Marcia Lebhar later took up the theme of trust with a reflection on the reality of the paucity of water in Canaan as compared with the Israelites’ experience in Egypt. The heart of idolatry is the insistence on a “Plan B” and God has prepared a new Anglican for ACNA that its members must expect on God’s terms. Finally, and at the close of proceedings Bishop Lebhar, introduced the imagery of the challenge posed to Judaism posed by the Romanized culture of Herod the Great’s Caesarea and the warning to the infant Christian Church given by the Epistle of Jude, namely of cultural surrender. “Many Americans,” said, “have become co-dependent on the culture.” His greatest fear for ACNA is that today’s vitality will weaken and acculturation make its way in, for if we acquiesce to the prevailing culture we cannot save those now imprisoned by it.

One curious postscript, a letter from former Bishop Alden Hathaway expressing his love and continuing prayers for Pittsburgh and seeking letter dimissory to the Diocese of South Carolina. Curious because the request was to the ACNA Bishop of Pittsburgh but in respect of the TEC Diocese of South Carolina, albeit in many ways a Diocese of one. Make of it what you will.

I’ve given up predicting when I will finally leave Pittsburgh, as perhaps my devoted readers have now realized. As long as I’m here I will keep the record, for whatever it may be worth.

I've noticed that dear David Wilson and Tara Jernigan have stolen a march on me this year, but I think I make up for it in quantity if not quality.

5 comments:

Bruce Robison said...

Thanks for this, Jeremy. Sounds like a great convention indeed. We missed you at ours, but I know that bilocation thing is something of a challenge. Interestingly, we also had a warm and affectionate letter from Bishop Hathaway, and Bishop Price indicated that he had requested Letters Dimissory to South Carolina. My guess is that at this point in his life and ministry Bishop Hathaway's focus is more personal, and that his desire in the "dual" request would be to be sure that his pastoral regard was felt equally by all. A note of kindness not surprising to any of us who have known and loved him.

Blessings,

BruceR

Jeremy Bonner said...

Thanks Bruce,

Sadly I do lack the ability to be simultaneously present in two locations. While I take very kindly your regret at my absence, I somehow doubt that most of your colleagues feel the same way.

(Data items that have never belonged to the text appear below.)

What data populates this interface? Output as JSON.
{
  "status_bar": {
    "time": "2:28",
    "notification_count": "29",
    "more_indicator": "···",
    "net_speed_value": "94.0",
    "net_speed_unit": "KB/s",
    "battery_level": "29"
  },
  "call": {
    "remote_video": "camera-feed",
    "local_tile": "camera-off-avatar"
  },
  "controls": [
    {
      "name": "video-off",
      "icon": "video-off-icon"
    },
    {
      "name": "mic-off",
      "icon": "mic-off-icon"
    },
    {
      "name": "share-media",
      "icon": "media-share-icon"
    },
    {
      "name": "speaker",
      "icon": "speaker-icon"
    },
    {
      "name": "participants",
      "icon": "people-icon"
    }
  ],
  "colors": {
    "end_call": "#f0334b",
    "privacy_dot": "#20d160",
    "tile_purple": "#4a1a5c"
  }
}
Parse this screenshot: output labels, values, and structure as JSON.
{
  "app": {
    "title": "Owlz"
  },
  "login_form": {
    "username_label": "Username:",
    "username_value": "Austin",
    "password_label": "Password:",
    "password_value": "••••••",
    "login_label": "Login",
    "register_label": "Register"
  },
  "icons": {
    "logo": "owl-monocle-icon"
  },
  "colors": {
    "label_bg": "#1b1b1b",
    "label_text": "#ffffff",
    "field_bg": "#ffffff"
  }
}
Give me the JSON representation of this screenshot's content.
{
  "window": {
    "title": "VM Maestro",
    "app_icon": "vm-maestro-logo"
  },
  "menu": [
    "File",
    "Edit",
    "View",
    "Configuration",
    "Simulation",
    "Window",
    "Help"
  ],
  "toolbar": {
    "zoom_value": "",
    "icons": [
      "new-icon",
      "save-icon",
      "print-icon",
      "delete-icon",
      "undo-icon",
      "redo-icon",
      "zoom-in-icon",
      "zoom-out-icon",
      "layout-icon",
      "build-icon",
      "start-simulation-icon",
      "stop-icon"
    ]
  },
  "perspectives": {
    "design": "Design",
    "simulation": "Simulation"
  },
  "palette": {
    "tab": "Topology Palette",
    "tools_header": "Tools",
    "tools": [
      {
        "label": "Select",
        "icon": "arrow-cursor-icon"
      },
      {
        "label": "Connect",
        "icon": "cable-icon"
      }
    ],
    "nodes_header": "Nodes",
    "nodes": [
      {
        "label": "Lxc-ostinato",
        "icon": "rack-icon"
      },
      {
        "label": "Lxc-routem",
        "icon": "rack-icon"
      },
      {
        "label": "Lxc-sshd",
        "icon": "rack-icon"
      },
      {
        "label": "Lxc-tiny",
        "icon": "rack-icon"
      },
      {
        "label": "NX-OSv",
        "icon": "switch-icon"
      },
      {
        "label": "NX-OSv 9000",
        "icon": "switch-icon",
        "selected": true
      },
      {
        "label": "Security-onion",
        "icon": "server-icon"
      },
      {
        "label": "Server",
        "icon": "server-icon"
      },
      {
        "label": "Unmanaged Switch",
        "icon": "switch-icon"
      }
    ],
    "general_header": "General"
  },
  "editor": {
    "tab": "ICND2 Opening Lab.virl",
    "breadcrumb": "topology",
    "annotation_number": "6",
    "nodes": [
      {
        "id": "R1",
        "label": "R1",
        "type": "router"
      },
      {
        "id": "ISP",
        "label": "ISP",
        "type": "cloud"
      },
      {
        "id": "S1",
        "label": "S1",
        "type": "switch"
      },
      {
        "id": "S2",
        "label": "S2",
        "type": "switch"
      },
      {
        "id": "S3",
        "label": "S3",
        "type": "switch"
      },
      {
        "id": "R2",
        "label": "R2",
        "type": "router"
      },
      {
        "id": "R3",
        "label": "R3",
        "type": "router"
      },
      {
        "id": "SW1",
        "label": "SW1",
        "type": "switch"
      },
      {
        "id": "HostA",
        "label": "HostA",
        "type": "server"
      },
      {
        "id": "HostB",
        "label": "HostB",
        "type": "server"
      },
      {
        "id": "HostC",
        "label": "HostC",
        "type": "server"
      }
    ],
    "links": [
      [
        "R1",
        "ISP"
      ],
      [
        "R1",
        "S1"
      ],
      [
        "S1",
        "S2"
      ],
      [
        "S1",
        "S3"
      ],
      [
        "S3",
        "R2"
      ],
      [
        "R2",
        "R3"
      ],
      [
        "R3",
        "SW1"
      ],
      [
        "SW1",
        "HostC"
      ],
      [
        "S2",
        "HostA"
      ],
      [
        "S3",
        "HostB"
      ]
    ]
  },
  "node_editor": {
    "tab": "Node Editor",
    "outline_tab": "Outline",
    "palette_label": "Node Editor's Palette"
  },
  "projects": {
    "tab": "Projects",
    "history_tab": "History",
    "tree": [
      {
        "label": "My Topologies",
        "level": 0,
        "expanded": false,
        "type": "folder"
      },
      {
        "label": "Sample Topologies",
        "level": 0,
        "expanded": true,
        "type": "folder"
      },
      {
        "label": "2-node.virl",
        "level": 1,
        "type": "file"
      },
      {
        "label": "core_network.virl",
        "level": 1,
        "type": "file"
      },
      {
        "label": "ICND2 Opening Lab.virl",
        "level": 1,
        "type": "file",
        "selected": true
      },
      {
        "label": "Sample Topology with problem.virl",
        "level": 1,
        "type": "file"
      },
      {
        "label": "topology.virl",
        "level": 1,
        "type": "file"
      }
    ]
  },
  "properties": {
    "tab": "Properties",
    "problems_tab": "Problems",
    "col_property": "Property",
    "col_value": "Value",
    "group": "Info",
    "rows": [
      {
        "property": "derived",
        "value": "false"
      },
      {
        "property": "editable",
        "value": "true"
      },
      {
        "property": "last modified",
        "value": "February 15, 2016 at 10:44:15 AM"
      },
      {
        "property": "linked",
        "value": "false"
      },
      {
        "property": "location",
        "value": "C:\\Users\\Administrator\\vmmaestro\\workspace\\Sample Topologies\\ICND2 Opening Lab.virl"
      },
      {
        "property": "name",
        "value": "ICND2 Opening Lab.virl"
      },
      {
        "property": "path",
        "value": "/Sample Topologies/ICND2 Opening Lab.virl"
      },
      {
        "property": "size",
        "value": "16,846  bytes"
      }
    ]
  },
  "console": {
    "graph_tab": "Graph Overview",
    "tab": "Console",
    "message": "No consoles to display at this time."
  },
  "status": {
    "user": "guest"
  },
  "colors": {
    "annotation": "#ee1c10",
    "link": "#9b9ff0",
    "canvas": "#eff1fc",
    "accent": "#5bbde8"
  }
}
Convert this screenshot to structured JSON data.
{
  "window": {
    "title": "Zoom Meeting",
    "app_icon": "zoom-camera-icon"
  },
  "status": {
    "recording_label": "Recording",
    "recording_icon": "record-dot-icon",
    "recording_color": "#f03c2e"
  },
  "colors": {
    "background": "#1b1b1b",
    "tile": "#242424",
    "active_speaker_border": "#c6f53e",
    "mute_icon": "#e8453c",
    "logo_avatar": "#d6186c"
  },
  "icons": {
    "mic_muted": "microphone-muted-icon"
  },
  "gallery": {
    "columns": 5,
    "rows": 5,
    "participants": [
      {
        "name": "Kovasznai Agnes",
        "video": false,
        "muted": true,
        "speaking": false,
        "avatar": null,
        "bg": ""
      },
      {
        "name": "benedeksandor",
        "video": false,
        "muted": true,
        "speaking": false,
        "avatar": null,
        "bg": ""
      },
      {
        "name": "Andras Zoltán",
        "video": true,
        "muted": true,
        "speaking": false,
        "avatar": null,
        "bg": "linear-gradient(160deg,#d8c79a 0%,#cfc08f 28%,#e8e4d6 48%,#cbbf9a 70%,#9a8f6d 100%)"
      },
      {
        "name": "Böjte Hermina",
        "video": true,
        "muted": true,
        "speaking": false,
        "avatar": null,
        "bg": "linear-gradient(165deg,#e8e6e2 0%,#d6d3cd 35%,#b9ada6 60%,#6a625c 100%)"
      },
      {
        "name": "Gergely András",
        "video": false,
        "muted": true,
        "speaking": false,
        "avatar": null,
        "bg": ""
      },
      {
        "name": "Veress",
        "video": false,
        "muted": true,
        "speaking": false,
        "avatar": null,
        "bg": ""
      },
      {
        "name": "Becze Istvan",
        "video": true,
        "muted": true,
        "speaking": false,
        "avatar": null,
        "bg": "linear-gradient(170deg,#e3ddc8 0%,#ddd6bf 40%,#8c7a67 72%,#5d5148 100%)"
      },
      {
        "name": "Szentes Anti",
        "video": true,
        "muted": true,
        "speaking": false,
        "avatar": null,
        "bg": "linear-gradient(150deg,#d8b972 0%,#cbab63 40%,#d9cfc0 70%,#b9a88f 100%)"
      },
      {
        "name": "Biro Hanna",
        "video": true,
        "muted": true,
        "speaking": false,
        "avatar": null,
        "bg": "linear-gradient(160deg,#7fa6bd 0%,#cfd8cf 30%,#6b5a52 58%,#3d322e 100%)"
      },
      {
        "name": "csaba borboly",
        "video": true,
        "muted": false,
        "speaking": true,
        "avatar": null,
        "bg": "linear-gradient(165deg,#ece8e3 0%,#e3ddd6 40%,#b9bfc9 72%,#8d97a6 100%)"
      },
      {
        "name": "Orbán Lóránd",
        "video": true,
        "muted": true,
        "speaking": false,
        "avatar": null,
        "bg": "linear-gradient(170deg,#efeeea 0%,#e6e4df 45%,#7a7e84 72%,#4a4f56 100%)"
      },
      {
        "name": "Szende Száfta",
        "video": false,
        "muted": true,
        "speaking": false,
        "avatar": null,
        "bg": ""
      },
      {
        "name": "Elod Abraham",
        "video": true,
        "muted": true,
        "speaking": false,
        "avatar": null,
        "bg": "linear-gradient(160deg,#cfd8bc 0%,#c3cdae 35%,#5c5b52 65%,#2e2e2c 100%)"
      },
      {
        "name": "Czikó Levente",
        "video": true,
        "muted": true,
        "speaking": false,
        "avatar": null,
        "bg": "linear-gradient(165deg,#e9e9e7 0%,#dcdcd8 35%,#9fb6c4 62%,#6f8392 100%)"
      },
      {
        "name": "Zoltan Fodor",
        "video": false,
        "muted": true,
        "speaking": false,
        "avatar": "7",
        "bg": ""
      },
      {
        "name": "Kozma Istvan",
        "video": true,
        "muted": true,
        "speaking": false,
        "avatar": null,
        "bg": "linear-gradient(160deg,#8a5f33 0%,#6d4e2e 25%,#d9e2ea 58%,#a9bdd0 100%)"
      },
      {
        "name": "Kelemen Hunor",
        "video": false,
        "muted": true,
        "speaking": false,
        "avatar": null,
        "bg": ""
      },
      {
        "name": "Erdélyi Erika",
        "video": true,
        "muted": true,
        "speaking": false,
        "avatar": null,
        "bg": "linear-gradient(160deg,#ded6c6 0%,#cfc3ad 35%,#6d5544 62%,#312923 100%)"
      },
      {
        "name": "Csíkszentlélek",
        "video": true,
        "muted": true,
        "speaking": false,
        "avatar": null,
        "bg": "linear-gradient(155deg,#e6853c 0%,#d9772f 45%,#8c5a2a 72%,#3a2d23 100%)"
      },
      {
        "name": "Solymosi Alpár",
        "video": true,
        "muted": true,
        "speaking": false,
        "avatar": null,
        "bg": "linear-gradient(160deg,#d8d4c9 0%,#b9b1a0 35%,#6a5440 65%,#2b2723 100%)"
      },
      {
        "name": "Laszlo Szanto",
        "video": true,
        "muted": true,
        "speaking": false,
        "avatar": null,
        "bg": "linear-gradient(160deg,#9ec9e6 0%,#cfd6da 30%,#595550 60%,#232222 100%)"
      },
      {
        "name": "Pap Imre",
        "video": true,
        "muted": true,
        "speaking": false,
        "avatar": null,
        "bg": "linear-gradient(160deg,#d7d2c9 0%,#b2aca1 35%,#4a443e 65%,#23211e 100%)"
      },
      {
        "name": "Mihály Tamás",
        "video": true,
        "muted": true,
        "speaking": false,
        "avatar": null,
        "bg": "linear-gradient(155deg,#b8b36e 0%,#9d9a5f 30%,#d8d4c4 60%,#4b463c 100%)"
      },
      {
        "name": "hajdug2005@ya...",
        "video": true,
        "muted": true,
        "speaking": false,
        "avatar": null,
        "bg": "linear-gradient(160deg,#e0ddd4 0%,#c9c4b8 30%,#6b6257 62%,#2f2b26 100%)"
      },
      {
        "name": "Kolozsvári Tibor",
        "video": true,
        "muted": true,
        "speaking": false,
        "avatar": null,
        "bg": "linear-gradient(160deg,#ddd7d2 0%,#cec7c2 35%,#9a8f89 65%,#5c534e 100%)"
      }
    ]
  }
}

Thanks for the clarification on +Alden; those two sets of Letters Dimissory must rank up there with my several years of joint attendance at both the TEC and ACNA conventions.

The Rev Canon Dr David Wilson said...

An excellent report my dear Jeremy, much better than mine in both quantity and quality

Anonymous said...

A most comprehensive and eloquent report,Jeremy. Thank you for your diligent reporting.
Nara Dewar Duncan

Free Range Anglican said...

Always comprehensive and detailed, which is not usually my intention in blogging. Glad one of us has that covered. I did chuckle to myself as you spoke to the assembled Convention yesterday as I remembered you posting last year that you had no intention of being here for this year's Convention. Glad to have you, though. Glad indeed.